Kathleen Clark, a law professor at Washington University in St. Louis, said there is no clear public benefit for Trump to promote the merger—although there could be a personal one.
“Is there some expectation on his part of a private benefit to him?” Clark said. “Does he expect to get some kind of brokerage fee, and would that fee go to the United States or would it go to President Trump?”
The would-be merger raised regulatory concerns almost immediately after it was announced in 2023. At the time, Democratic Senators Ron Wyden and Elizabeth Warren sent a letter to the Department of Justice calling for an antitrust probe.
Experts said then that DOJ regulators were likely to find problems with the deal—not least because Monahan himself admitted that the merger enabled the PGA Tour to “take the competitor off of the board.” The status of the DOJ’s probe into the merger isn’t immediately clear, although The New York Times reported that the clock expired on the review sometime in February.

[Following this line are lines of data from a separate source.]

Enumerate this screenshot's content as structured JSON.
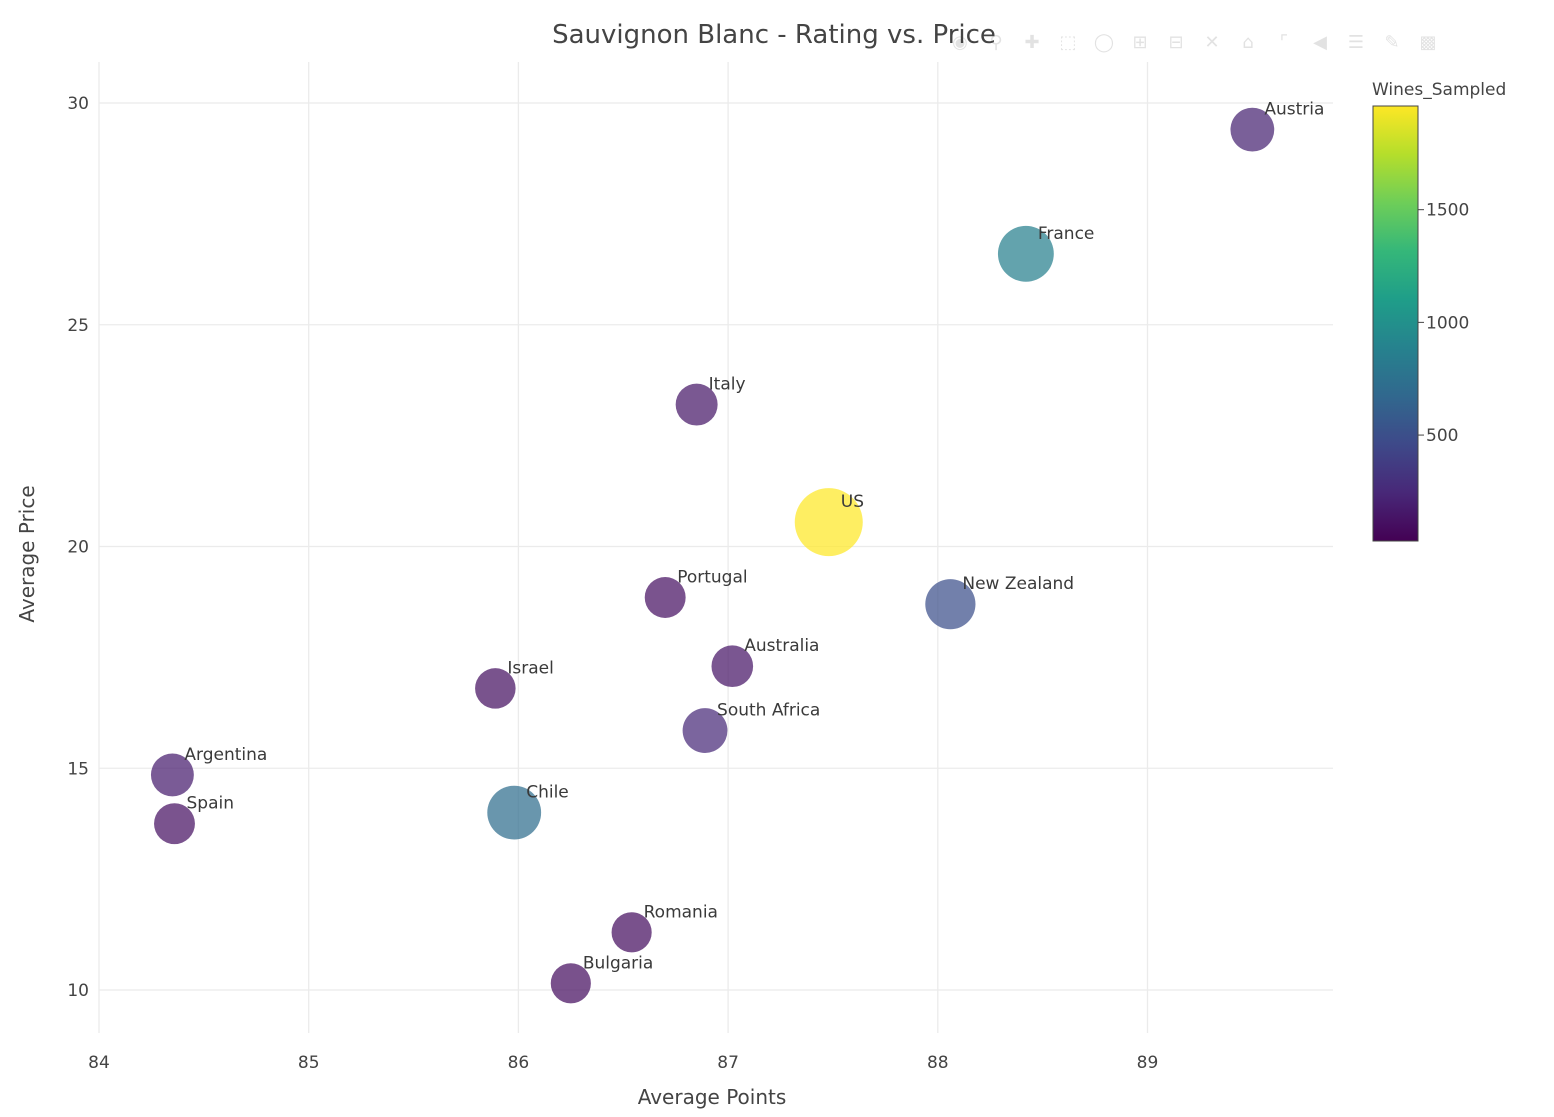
{
  "chart_data": {
    "type": "scatter",
    "title": "Sauvignon Blanc - Rating vs. Price",
    "xlabel": "Average Points",
    "ylabel": "Average Price",
    "xlim": [
      84,
      89.9
    ],
    "ylim": [
      9.0,
      31.0
    ],
    "x_ticks": [
      84,
      85,
      86,
      87,
      88,
      89
    ],
    "y_ticks": [
      10,
      15,
      20,
      25,
      30
    ],
    "grid": true,
    "colorbar": {
      "title": "Wines_Sampled",
      "range": [
        30,
        1960
      ],
      "ticks": [
        500,
        1000,
        1500
      ],
      "colorscale": "viridis"
    },
    "points": [
      {
        "label": "Austria",
        "x": 89.5,
        "y": 29.4,
        "wines_sampled": 210
      },
      {
        "label": "France",
        "x": 88.42,
        "y": 26.6,
        "wines_sampled": 860
      },
      {
        "label": "Italy",
        "x": 86.85,
        "y": 23.2,
        "wines_sampled": 150
      },
      {
        "label": "US",
        "x": 87.48,
        "y": 20.55,
        "wines_sampled": 1960
      },
      {
        "label": "Portugal",
        "x": 86.7,
        "y": 18.85,
        "wines_sampled": 120
      },
      {
        "label": "New Zealand",
        "x": 88.06,
        "y": 18.7,
        "wines_sampled": 500
      },
      {
        "label": "Australia",
        "x": 87.02,
        "y": 17.3,
        "wines_sampled": 140
      },
      {
        "label": "Israel",
        "x": 85.89,
        "y": 16.8,
        "wines_sampled": 110
      },
      {
        "label": "South Africa",
        "x": 86.89,
        "y": 15.85,
        "wines_sampled": 250
      },
      {
        "label": "Argentina",
        "x": 84.35,
        "y": 14.85,
        "wines_sampled": 180
      },
      {
        "label": "Chile",
        "x": 85.98,
        "y": 14.0,
        "wines_sampled": 720
      },
      {
        "label": "Spain",
        "x": 84.36,
        "y": 13.75,
        "wines_sampled": 120
      },
      {
        "label": "Romania",
        "x": 86.54,
        "y": 11.3,
        "wines_sampled": 100
      },
      {
        "label": "Bulgaria",
        "x": 86.25,
        "y": 10.15,
        "wines_sampled": 100
      }
    ]
  },
  "modebar_icons": [
    "camera-icon",
    "zoom-icon",
    "pan-icon",
    "box-select-icon",
    "lasso-icon",
    "zoom-in-icon",
    "zoom-out-icon",
    "autoscale-icon",
    "home-icon",
    "spike-icon",
    "hover-closest-icon",
    "hover-compare-icon",
    "edit-icon",
    "plotly-logo-icon"
  ]
}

A spokesperson for the DOJ did not respond to an inquiry about the investigation.
In a statement last month following the first meeting at the White House, Monahan, Woods and PGA Tour policy board player-director Adam Scott said they “asked the President to get involved for the good of the game, the good of the country, and for all the countries involved.” But Trump’s involvement could also help clear the way for regulatory approval.
“President Trump’s participation in brokering the merger and encouraging the merger is a signal to federal regulators that they should fall in line and do what President Trump wants to happen rather than what the antitrust laws actually require to happen,” Clark said.

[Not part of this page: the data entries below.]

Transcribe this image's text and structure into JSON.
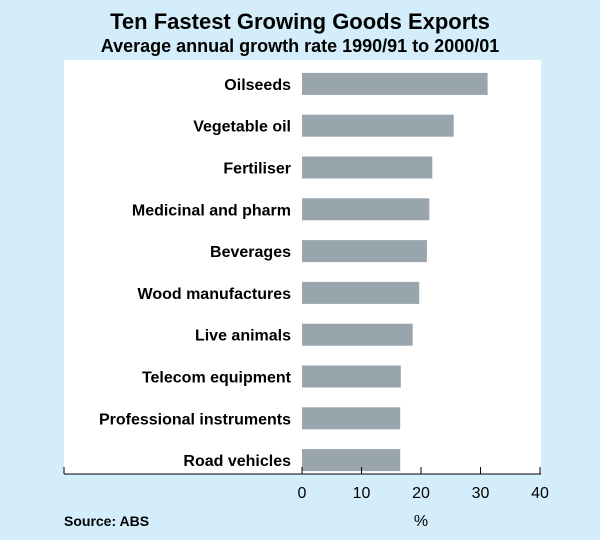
{
  "chart_data": {
    "type": "bar",
    "orientation": "horizontal",
    "title": "Ten Fastest Growing Goods Exports",
    "subtitle": "Average annual growth rate 1990/91 to 2000/01",
    "categories": [
      "Oilseeds",
      "Vegetable oil",
      "Fertiliser",
      "Medicinal and pharm",
      "Beverages",
      "Wood manufactures",
      "Live animals",
      "Telecom equipment",
      "Professional instruments",
      "Road vehicles"
    ],
    "values": [
      31.2,
      25.5,
      21.9,
      21.4,
      21.0,
      19.7,
      18.6,
      16.6,
      16.5,
      16.5
    ],
    "xlabel": "%",
    "xlim": [
      0,
      40
    ],
    "xticks": [
      0,
      10,
      20,
      30,
      40
    ],
    "bar_color": "#98a5ad",
    "grid": false,
    "source": "Source: ABS"
  }
}
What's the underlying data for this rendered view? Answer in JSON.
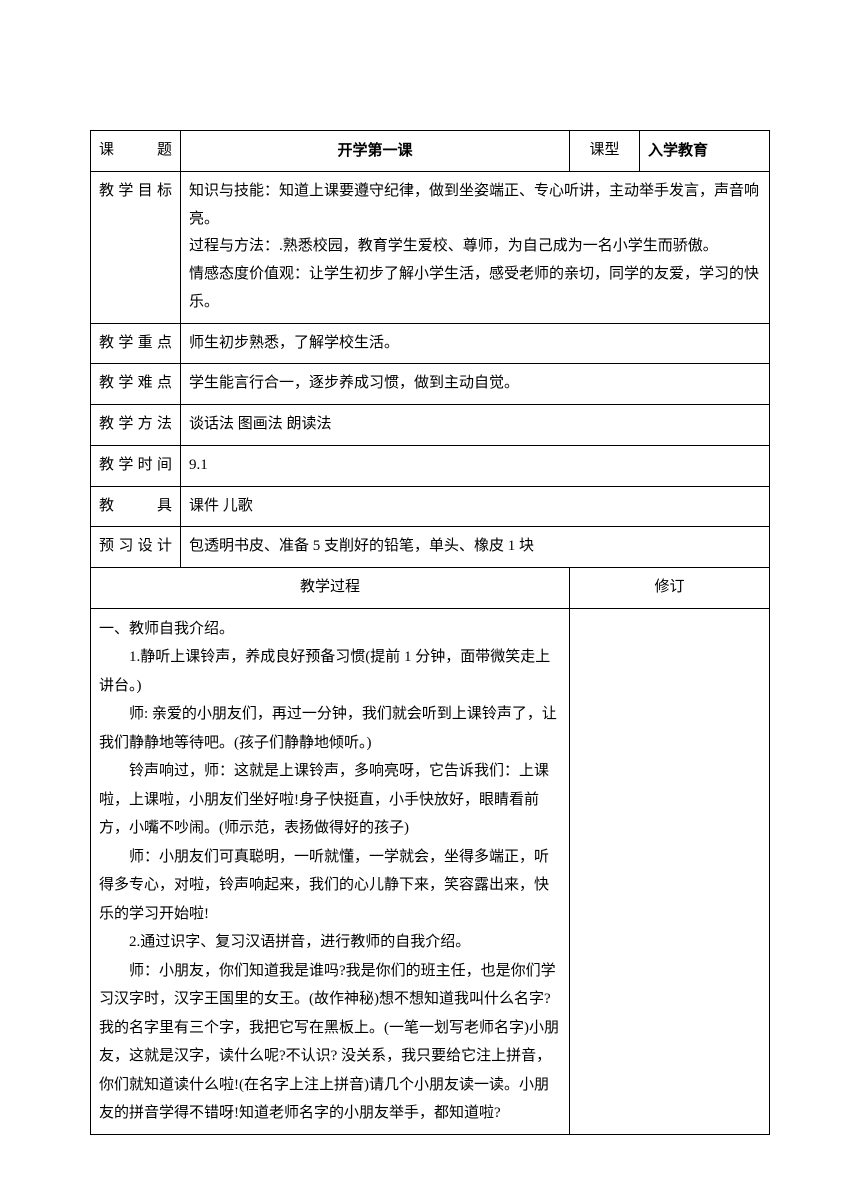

The Saudis’ role in the sport remains a source of discomfort for many, including Chamblee. While out on the course with Trump in 2023, Chamblee said that golf may come to rue its ties to a regime with a damning human rights record.
“What I said to President Trump was, ‘At some point, if this alliance happens, golf will have to apologize for its alliance with the Saudis,’” Chamblee said. “At some point, they will. There’s no way you could convince me to the contrary.”

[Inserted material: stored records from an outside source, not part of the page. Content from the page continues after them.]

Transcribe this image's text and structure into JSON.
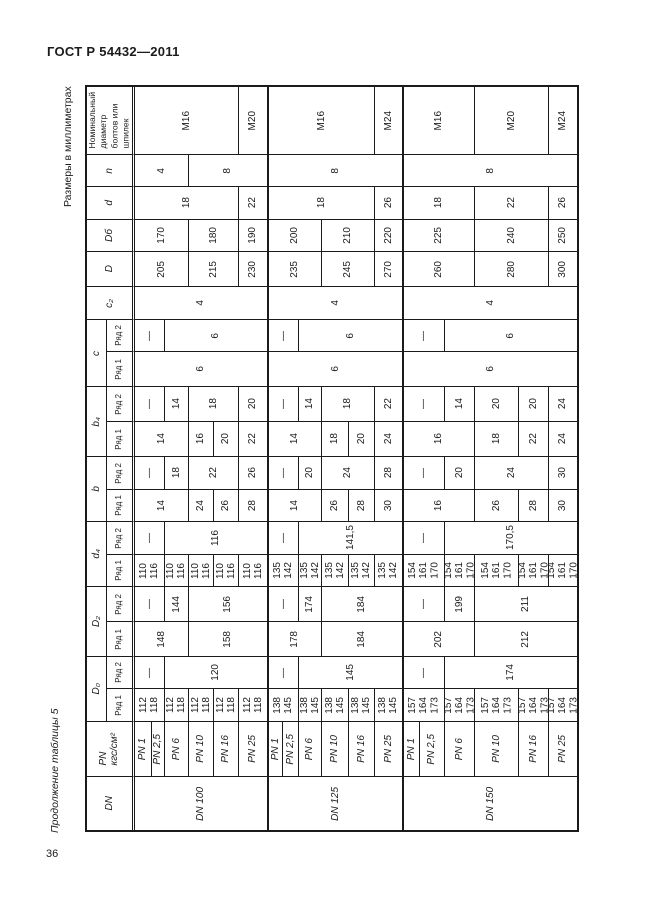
{
  "page": {
    "doc_number": "ГОСТ Р 54432—2011",
    "units_note": "Размеры в миллиметрах",
    "table_caption": "Продолжение таблицы 5",
    "page_number": "36"
  },
  "table": {
    "dn_groups": [
      "DN 100",
      "DN 125",
      "DN 150"
    ],
    "pn_values": [
      "PN 1",
      "PN 2,5",
      "PN 6",
      "PN 10",
      "PN 16",
      "PN 25"
    ],
    "row_series_labels": {
      "row2": "Ряд 2",
      "row1": "Ряд 1"
    },
    "bands": [
      {
        "id": "bolt_diameter",
        "label": "Номинальный\nдиаметр\nболтов или\nшпилек",
        "rows": [
          {
            "sublabel": null,
            "cells": [
              {
                "t": "M16",
                "s": 5
              },
              {
                "t": "M20",
                "s": 1
              },
              {
                "t": "M16",
                "s": 5
              },
              {
                "t": "M24",
                "s": 1
              },
              {
                "t": "M16",
                "s": 3
              },
              {
                "t": "M20",
                "s": 2
              },
              {
                "t": "M24",
                "s": 1
              }
            ]
          }
        ]
      },
      {
        "id": "n",
        "label": "n",
        "rows": [
          {
            "sublabel": null,
            "cells": [
              {
                "t": "4",
                "s": 3
              },
              {
                "t": "8",
                "s": 3
              },
              {
                "t": "8",
                "s": 6
              },
              {
                "t": "8",
                "s": 6
              }
            ]
          }
        ]
      },
      {
        "id": "d",
        "label": "d",
        "rows": [
          {
            "sublabel": null,
            "cells": [
              {
                "t": "18",
                "s": 5
              },
              {
                "t": "22",
                "s": 1
              },
              {
                "t": "18",
                "s": 5
              },
              {
                "t": "26",
                "s": 1
              },
              {
                "t": "18",
                "s": 3
              },
              {
                "t": "22",
                "s": 2
              },
              {
                "t": "26",
                "s": 1
              }
            ]
          }
        ]
      },
      {
        "id": "D_b",
        "label": "Dб",
        "rows": [
          {
            "sublabel": null,
            "cells": [
              {
                "t": "170",
                "s": 3
              },
              {
                "t": "180",
                "s": 2
              },
              {
                "t": "190",
                "s": 1
              },
              {
                "t": "200",
                "s": 3
              },
              {
                "t": "210",
                "s": 2
              },
              {
                "t": "220",
                "s": 1
              },
              {
                "t": "225",
                "s": 3
              },
              {
                "t": "240",
                "s": 2
              },
              {
                "t": "250",
                "s": 1
              }
            ]
          }
        ]
      },
      {
        "id": "D",
        "label": "D",
        "rows": [
          {
            "sublabel": null,
            "cells": [
              {
                "t": "205",
                "s": 3
              },
              {
                "t": "215",
                "s": 2
              },
              {
                "t": "230",
                "s": 1
              },
              {
                "t": "235",
                "s": 3
              },
              {
                "t": "245",
                "s": 2
              },
              {
                "t": "270",
                "s": 1
              },
              {
                "t": "260",
                "s": 3
              },
              {
                "t": "280",
                "s": 2
              },
              {
                "t": "300",
                "s": 1
              }
            ]
          }
        ]
      },
      {
        "id": "c2",
        "label": "c₂",
        "rows": [
          {
            "sublabel": null,
            "cells": [
              {
                "t": "4",
                "s": 6
              },
              {
                "t": "4",
                "s": 6
              },
              {
                "t": "4",
                "s": 6
              }
            ]
          }
        ]
      },
      {
        "id": "c",
        "label": "c",
        "rows": [
          {
            "sublabel": "Ряд 2",
            "cells": [
              {
                "t": "—",
                "s": 2
              },
              {
                "t": "6",
                "s": 4
              },
              {
                "t": "—",
                "s": 2
              },
              {
                "t": "6",
                "s": 4
              },
              {
                "t": "—",
                "s": 2
              },
              {
                "t": "6",
                "s": 4
              }
            ]
          },
          {
            "sublabel": "Ряд 1",
            "cells": [
              {
                "t": "6",
                "s": 6
              },
              {
                "t": "6",
                "s": 6
              },
              {
                "t": "6",
                "s": 6
              }
            ]
          }
        ]
      },
      {
        "id": "b4",
        "label": "b₄",
        "rows": [
          {
            "sublabel": "Ряд 2",
            "cells": [
              {
                "t": "—",
                "s": 2
              },
              {
                "t": "14",
                "s": 1
              },
              {
                "t": "18",
                "s": 2
              },
              {
                "t": "20",
                "s": 1
              },
              {
                "t": "—",
                "s": 2
              },
              {
                "t": "14",
                "s": 1
              },
              {
                "t": "18",
                "s": 2
              },
              {
                "t": "22",
                "s": 1
              },
              {
                "t": "—",
                "s": 2
              },
              {
                "t": "14",
                "s": 1
              },
              {
                "t": "20",
                "s": 1
              },
              {
                "t": "20",
                "s": 1
              },
              {
                "t": "24",
                "s": 1
              }
            ]
          },
          {
            "sublabel": "Ряд 1",
            "cells": [
              {
                "t": "14",
                "s": 3
              },
              {
                "t": "16",
                "s": 1
              },
              {
                "t": "20",
                "s": 1
              },
              {
                "t": "22",
                "s": 1
              },
              {
                "t": "14",
                "s": 3
              },
              {
                "t": "18",
                "s": 1
              },
              {
                "t": "20",
                "s": 1
              },
              {
                "t": "24",
                "s": 1
              },
              {
                "t": "16",
                "s": 3
              },
              {
                "t": "18",
                "s": 1
              },
              {
                "t": "22",
                "s": 1
              },
              {
                "t": "24",
                "s": 1
              }
            ]
          }
        ]
      },
      {
        "id": "b",
        "label": "b",
        "rows": [
          {
            "sublabel": "Ряд 2",
            "cells": [
              {
                "t": "—",
                "s": 2
              },
              {
                "t": "18",
                "s": 1
              },
              {
                "t": "22",
                "s": 2
              },
              {
                "t": "26",
                "s": 1
              },
              {
                "t": "—",
                "s": 2
              },
              {
                "t": "20",
                "s": 1
              },
              {
                "t": "24",
                "s": 2
              },
              {
                "t": "28",
                "s": 1
              },
              {
                "t": "—",
                "s": 2
              },
              {
                "t": "20",
                "s": 1
              },
              {
                "t": "24",
                "s": 2
              },
              {
                "t": "30",
                "s": 1
              }
            ]
          },
          {
            "sublabel": "Ряд 1",
            "cells": [
              {
                "t": "14",
                "s": 3
              },
              {
                "t": "24",
                "s": 1
              },
              {
                "t": "26",
                "s": 1
              },
              {
                "t": "28",
                "s": 1
              },
              {
                "t": "14",
                "s": 3
              },
              {
                "t": "26",
                "s": 1
              },
              {
                "t": "28",
                "s": 1
              },
              {
                "t": "30",
                "s": 1
              },
              {
                "t": "16",
                "s": 3
              },
              {
                "t": "26",
                "s": 1
              },
              {
                "t": "28",
                "s": 1
              },
              {
                "t": "30",
                "s": 1
              }
            ]
          }
        ]
      },
      {
        "id": "d4",
        "label": "d₄",
        "rows": [
          {
            "sublabel": "Ряд 2",
            "cells": [
              {
                "t": "—",
                "s": 2
              },
              {
                "t": "116",
                "s": 4
              },
              {
                "t": "—",
                "s": 2
              },
              {
                "t": "141,5",
                "s": 4
              },
              {
                "t": "—",
                "s": 2
              },
              {
                "t": "170,5",
                "s": 4
              }
            ]
          },
          {
            "sublabel": "Ряд 1",
            "cells": [
              {
                "t": "110\n116",
                "s": 2
              },
              {
                "t": "110\n116",
                "s": 1
              },
              {
                "t": "110\n116",
                "s": 1
              },
              {
                "t": "110\n116",
                "s": 1
              },
              {
                "t": "110\n116",
                "s": 1
              },
              {
                "t": "135\n142",
                "s": 2
              },
              {
                "t": "135\n142",
                "s": 1
              },
              {
                "t": "135\n142",
                "s": 1
              },
              {
                "t": "135\n142",
                "s": 1
              },
              {
                "t": "135\n142",
                "s": 1
              },
              {
                "t": "154\n161\n170",
                "s": 2
              },
              {
                "t": "154\n161\n170",
                "s": 1
              },
              {
                "t": "154\n161\n170",
                "s": 1
              },
              {
                "t": "154\n161\n170",
                "s": 1
              },
              {
                "t": "154\n161\n170",
                "s": 1
              }
            ]
          }
        ]
      },
      {
        "id": "D2",
        "label": "D₂",
        "rows": [
          {
            "sublabel": "Ряд 2",
            "cells": [
              {
                "t": "—",
                "s": 2
              },
              {
                "t": "144",
                "s": 1
              },
              {
                "t": "156",
                "s": 3
              },
              {
                "t": "—",
                "s": 2
              },
              {
                "t": "174",
                "s": 1
              },
              {
                "t": "184",
                "s": 3
              },
              {
                "t": "—",
                "s": 2
              },
              {
                "t": "199",
                "s": 1
              },
              {
                "t": "211",
                "s": 3
              }
            ]
          },
          {
            "sublabel": "Ряд 1",
            "cells": [
              {
                "t": "148",
                "s": 3
              },
              {
                "t": "158",
                "s": 3
              },
              {
                "t": "178",
                "s": 3
              },
              {
                "t": "184",
                "s": 3
              },
              {
                "t": "202",
                "s": 3
              },
              {
                "t": "212",
                "s": 3
              }
            ]
          }
        ]
      },
      {
        "id": "D0",
        "label": "D₀",
        "rows": [
          {
            "sublabel": "Ряд 2",
            "cells": [
              {
                "t": "—",
                "s": 2
              },
              {
                "t": "120",
                "s": 4
              },
              {
                "t": "—",
                "s": 2
              },
              {
                "t": "145",
                "s": 4
              },
              {
                "t": "—",
                "s": 2
              },
              {
                "t": "174",
                "s": 4
              }
            ]
          },
          {
            "sublabel": "Ряд 1",
            "cells": [
              {
                "t": "112\n118",
                "s": 2
              },
              {
                "t": "112\n118",
                "s": 1
              },
              {
                "t": "112\n118",
                "s": 1
              },
              {
                "t": "112\n118",
                "s": 1
              },
              {
                "t": "112\n118",
                "s": 1
              },
              {
                "t": "138\n145",
                "s": 2
              },
              {
                "t": "138\n145",
                "s": 1
              },
              {
                "t": "138\n145",
                "s": 1
              },
              {
                "t": "138\n145",
                "s": 1
              },
              {
                "t": "138\n145",
                "s": 1
              },
              {
                "t": "157\n164\n173",
                "s": 2
              },
              {
                "t": "157\n164\n173",
                "s": 1
              },
              {
                "t": "157\n164\n173",
                "s": 1
              },
              {
                "t": "157\n164\n173",
                "s": 1
              },
              {
                "t": "157\n164\n173",
                "s": 1
              }
            ]
          }
        ]
      },
      {
        "id": "PN",
        "label": "PN\nкгс/см²",
        "rows": [
          {
            "sublabel": null,
            "cells": [
              {
                "t": "PN 1",
                "s": 1
              },
              {
                "t": "PN 2,5",
                "s": 1
              },
              {
                "t": "PN 6",
                "s": 1
              },
              {
                "t": "PN 10",
                "s": 1
              },
              {
                "t": "PN 16",
                "s": 1
              },
              {
                "t": "PN 25",
                "s": 1
              },
              {
                "t": "PN 1",
                "s": 1
              },
              {
                "t": "PN 2,5",
                "s": 1
              },
              {
                "t": "PN 6",
                "s": 1
              },
              {
                "t": "PN 10",
                "s": 1
              },
              {
                "t": "PN 16",
                "s": 1
              },
              {
                "t": "PN 25",
                "s": 1
              },
              {
                "t": "PN 1",
                "s": 1
              },
              {
                "t": "PN 2,5",
                "s": 1
              },
              {
                "t": "PN 6",
                "s": 1
              },
              {
                "t": "PN 10",
                "s": 1
              },
              {
                "t": "PN 16",
                "s": 1
              },
              {
                "t": "PN 25",
                "s": 1
              }
            ]
          }
        ]
      },
      {
        "id": "DN",
        "label": "DN",
        "rows": [
          {
            "sublabel": null,
            "cells": [
              {
                "t": "DN 100",
                "s": 6
              },
              {
                "t": "DN 125",
                "s": 6
              },
              {
                "t": "DN 150",
                "s": 6
              }
            ]
          }
        ]
      }
    ]
  }
}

Golf would hardly be the only sport required to issue such an apology. The Saudis have used the PIF, one of the world’s largest sovereign wealth funds with assets valued at more than $900 billion, to amass a sizable portfolio of sporting ventures. In 2021, the fund acquired Newcastle United, a soccer club in England’s Premier League. It also owns four teams in the Saudi soccer league, which in recent years lured stars such as Cristiano Ronaldo, Neymar, and N’Golo Kante with lavish contracts. Last year, the PIF entered into a five-year sponsorship agreement with the Association of Tennis Professionals that made it the official “naming partner” of the ATP’s rankings, while also giving the fund branding rights at several events.
Growing the Saudi footprint in professional sports was one of the primary objectives of “Vision 2030,” a program unveiled nearly a decade ago by the crown prince, which is aimed at diversifying the country’s oil-rich economy. Since then, Saudi Arabia has played host to a number of high-profile events in Formula One, tennis, boxing, and professional wrestling. Last year, the global soccer governing body FIFA awarded the country the right to host the 2034 World Cup.
After golfing with Trump, Chamblee said he now believes the PIF’s outlay is as much about economics as it is about reputation-laundering. But more than anything, Trump convinced him of the Saudis’ staying power.
“He said, ‘They are not going anywhere,’” Chamblee recalled. “They are going to be around. They are in this for the duration.”